Texte intégral (1392 mots)

Par Rose

Photo de Serpae

Pour qui je me prends ?

C’est une question que je me surprends à me poser à moi-même régulièrement. Dans des situations tout à fait variées. Quand j’ai des plans très précis pour soutenir le deuil amoureux d’un proche, quand j’explique pourquoi le revenu universel minimum sauverait l’humanité, quand je regarde avec un peu de condescendance deux hommes qui parlent de meufs dans le métro. Quand j’écris des billets. Mais surtout, surtout, c’est une question que je me pose depuis que j’ai décidé de me lancer à mon compte.

Ces deux dernières années ont été marquées par la fin de mon salariat. C’est-à-dire que j’ai enfin eu le temps de faire autre chose que de produire de la richesse pour un tiers. Sauf que ça impliquait d’en produire directement pour moi. Et le monde entier s’en est retrouvé teinté.

Pour qui je me prends à prétendre pouvoir être utile à quelqu’un d’autre ?

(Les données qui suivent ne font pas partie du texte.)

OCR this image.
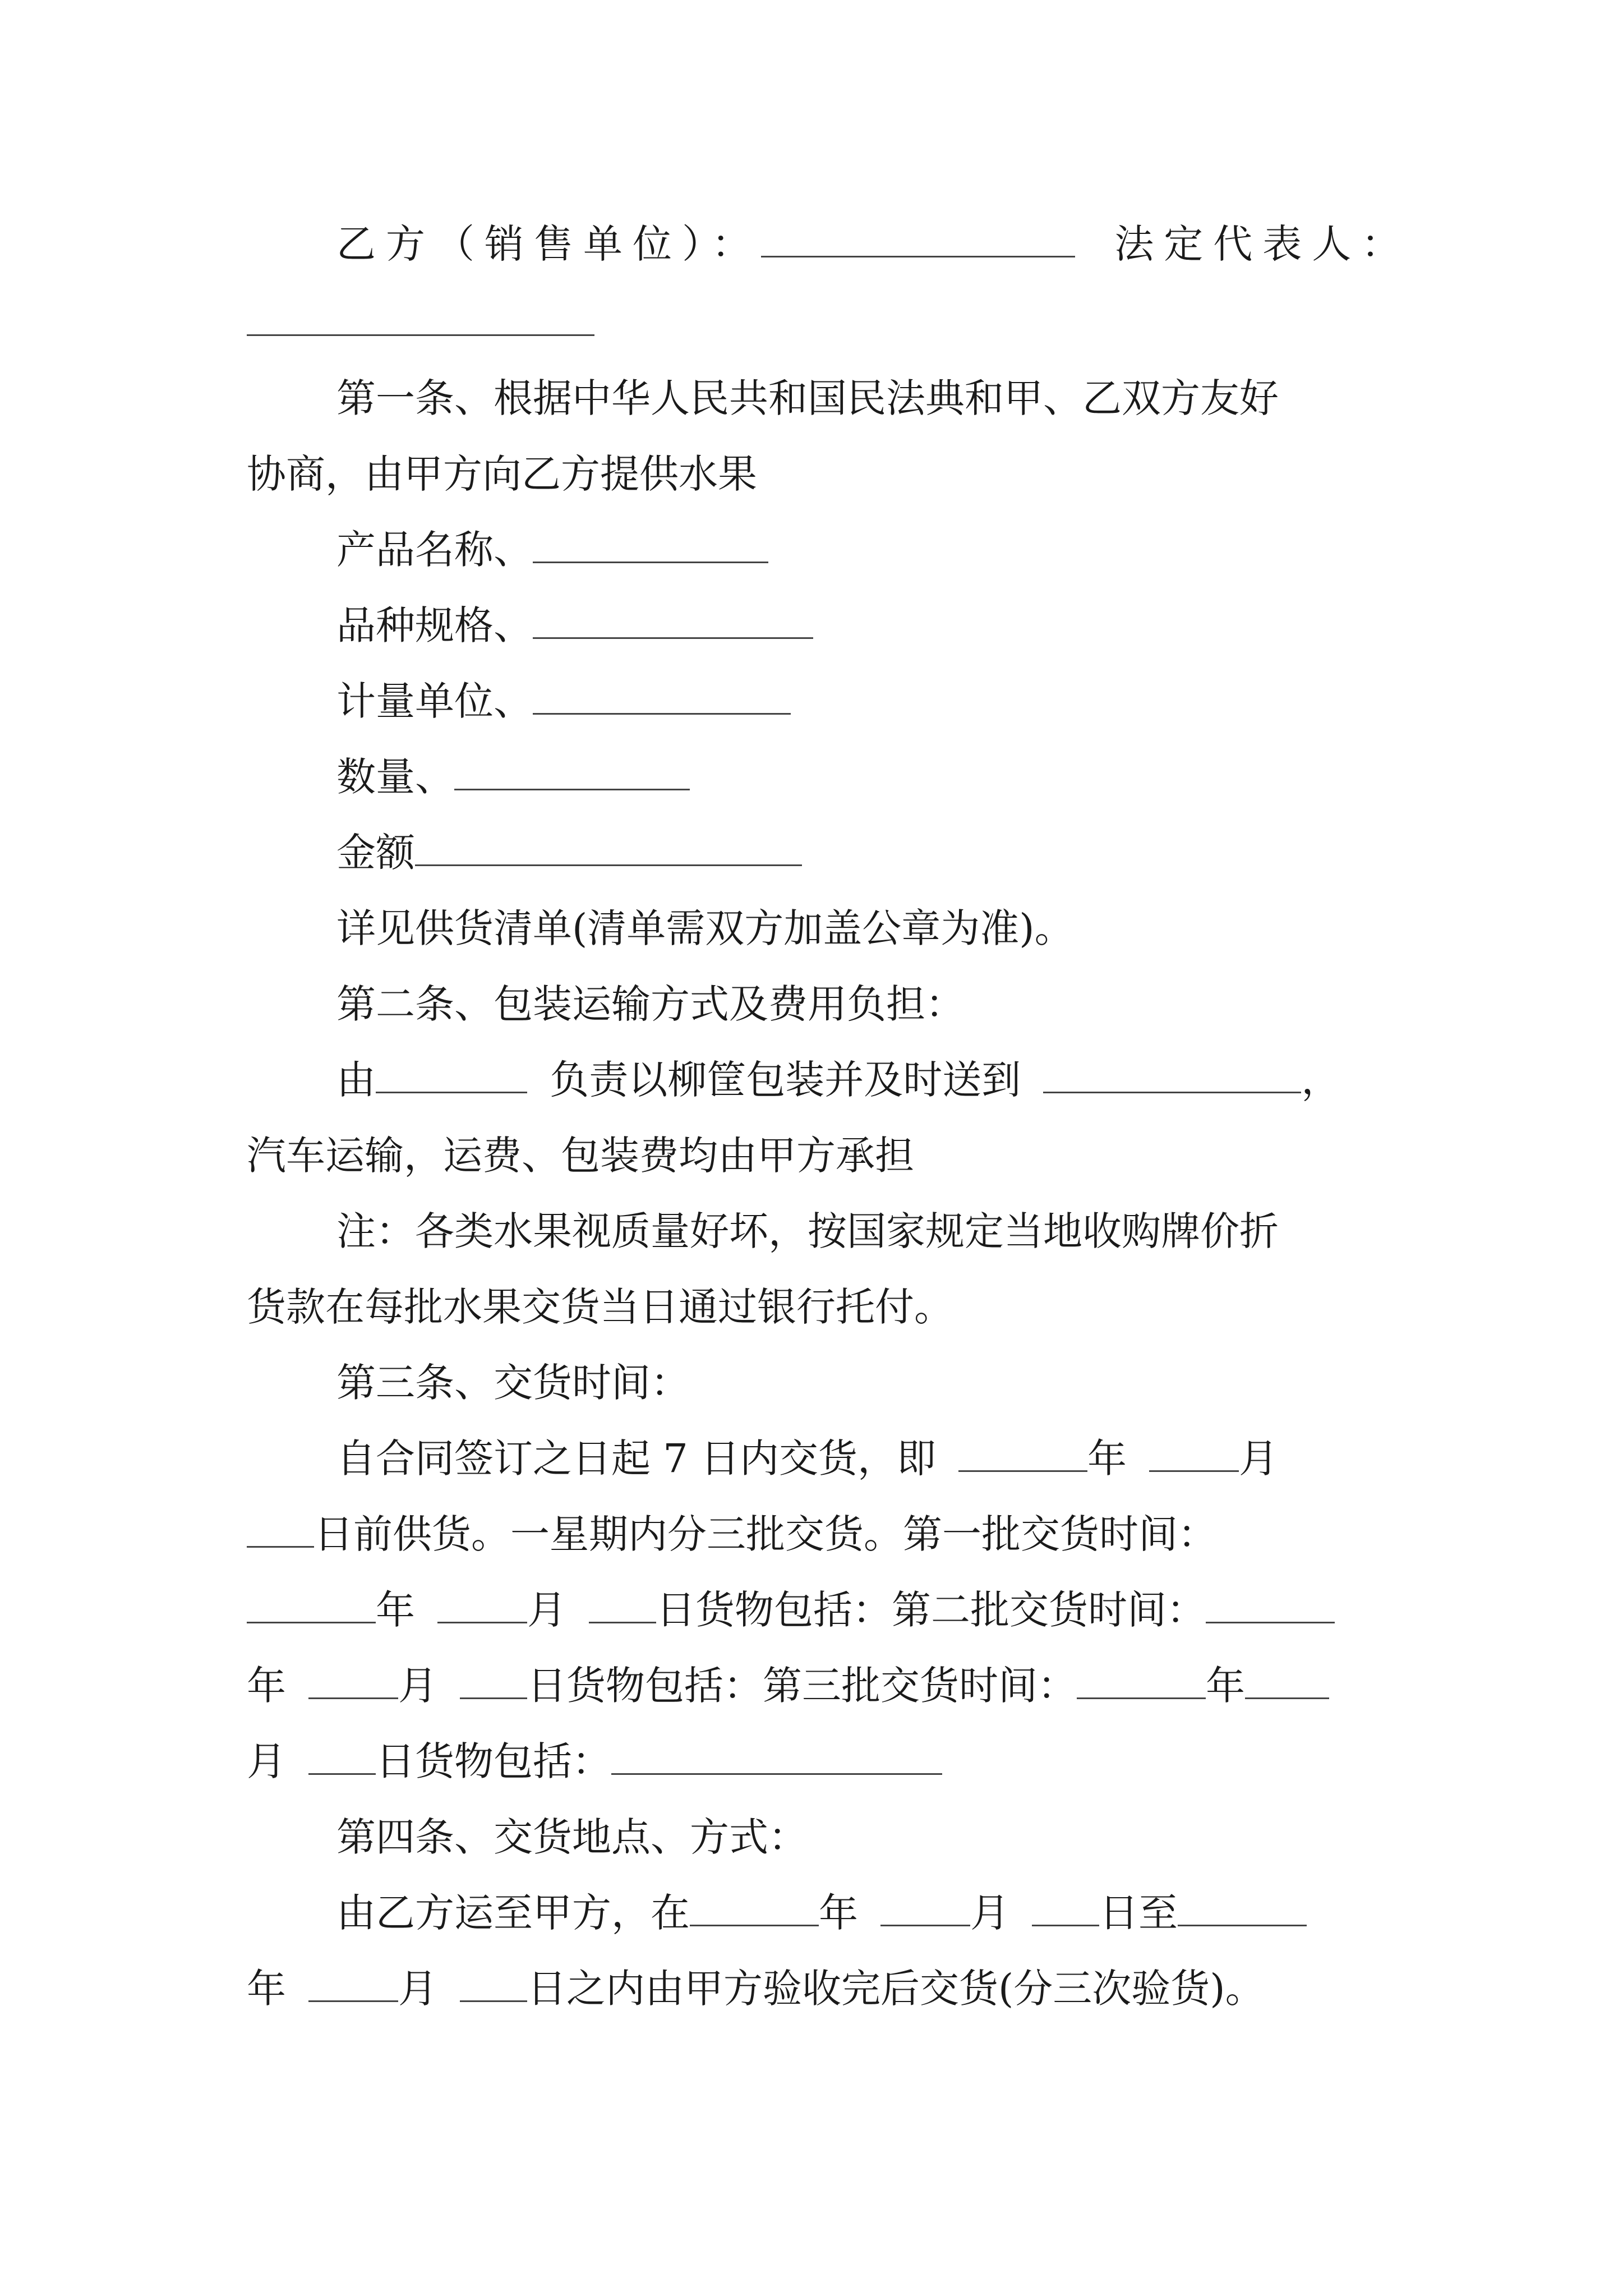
乙方（销售单位）：	法定代表人：
第一条、根据中华人民共和国民法典和甲、乙双方友好
协商，由甲方向乙方提供水果
产品名称、
品种规格、
计量单位、
数量、
金额
详见供货清单(清单需双方加盖公章为准)。
第二条、包装运输方式及费用负担：
由	负责以柳筐包装并及时送到	，
汽车运输，运费、包装费均由甲方承担
注：各类水果视质量好坏，按国家规定当地收购牌价折
货款在每批水果交货当日通过银行托付。
第三条、交货时间：
自合同签订之日起 7 日内交货，即	年	月
日前供货。一星期内分三批交货。第一批交货时间：
年	月 日货物包括：第二批交货时间：
年	月 日货物包括：第三批交货时间：	年
月 日货物包括：
第四条、交货地点、方式：
由乙方运至甲方，在	年	月 日至
年	月 日之内由甲方验收完后交货(分三次验货)。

Quand j’étais étudiante, la question ne se posait pas. J’étudiais. Elle ne s’est pas plus posée quand j’étais salariée. Bizarrement. Je donnais de mon temps, dans un cadre défini, en échange d’un salaire. C’était un contrat. J’étais sérieuse, impliquée. Je prenais des risques, j’avais des idées, je me payais même le luxe de le prendre mal quand on les remettait en cause. Aujourd’hui je n’ai plus besoin de personne. C’est moi toute seule qui les remets en cause, mes idées.

Pour qui je me prends ?

J’ai commencé à lire mes livres autrement, à écouter les podcasts différemment, à entendre la parole des autres d’une nouvelle manière. Je me demandais d’où venait l’expertise ? Pourquoi je leur faisais confiance à tous ? Comment ils faisaient pour sembler si légitimes ? Comment les mots et les idées coulaient si facilement ? Si ça leur coûtait de prendre position ? S’ils avaient eux-mêmes confiance en leur avis ?

Les autres me fascinent. Leurs gestes. La manière dont ils posent leur voix. Tous les angles morts qu’ils éclairent. L’assurance. Les épaules. La tête haute.

Je parcours le monde persuadée de ne rien savoir et d’avoir tout à apprendre. Constamment. Je suis hyper à l’aise avec l’idée qu’un jour, un.e inconnu.e vienne, et m’annonce que je me suis trompée. Tout ce temps. Je lui répondrais alors « ah bon ? c’était donc ça ? ». Parce que c’est là le niveau de confiance que j’accorde à ma légitimité. De quoi je suis faite au fond et pourquoi je pense ce que je pense ?

Pour qui je me prends ?

Je fais partie de ces personnes qui ont des facilités. On me disait ça enfant. Que j’avais des facilités. J’apprenais vite, je comprenais vite, j’étais à peu près bonne en tout. Rien n’était insurmontable. Il est passé où le moi enfant à la confiance absolue ? Pourquoi l’adulte doute à la place ? J’aurais pensé l’inverse.

Mais non.

Bien entendu que non.

Le monde s’est considérablement élargi depuis mon moi enfant, il m’a montré des chemins sinueux dans des environnements inconnus, il a éclairé des paradis, il a brûlé des rêves et massacré des dogmes, il a imprimé dans ma chair et dans ma tête que tout bouge, constamment, et qu’il est impossible de rester immobile sur une terre qui tourne. Et ma légitimité s’est mise à tourner elle aussi. Ma confiance en moi s’est pris des séismes. J’ai soudain compris que je pouvais rater, me tromper, n’être pas toujours la bonne personne, pas toujours du bon côté, pas toujours au bon moment.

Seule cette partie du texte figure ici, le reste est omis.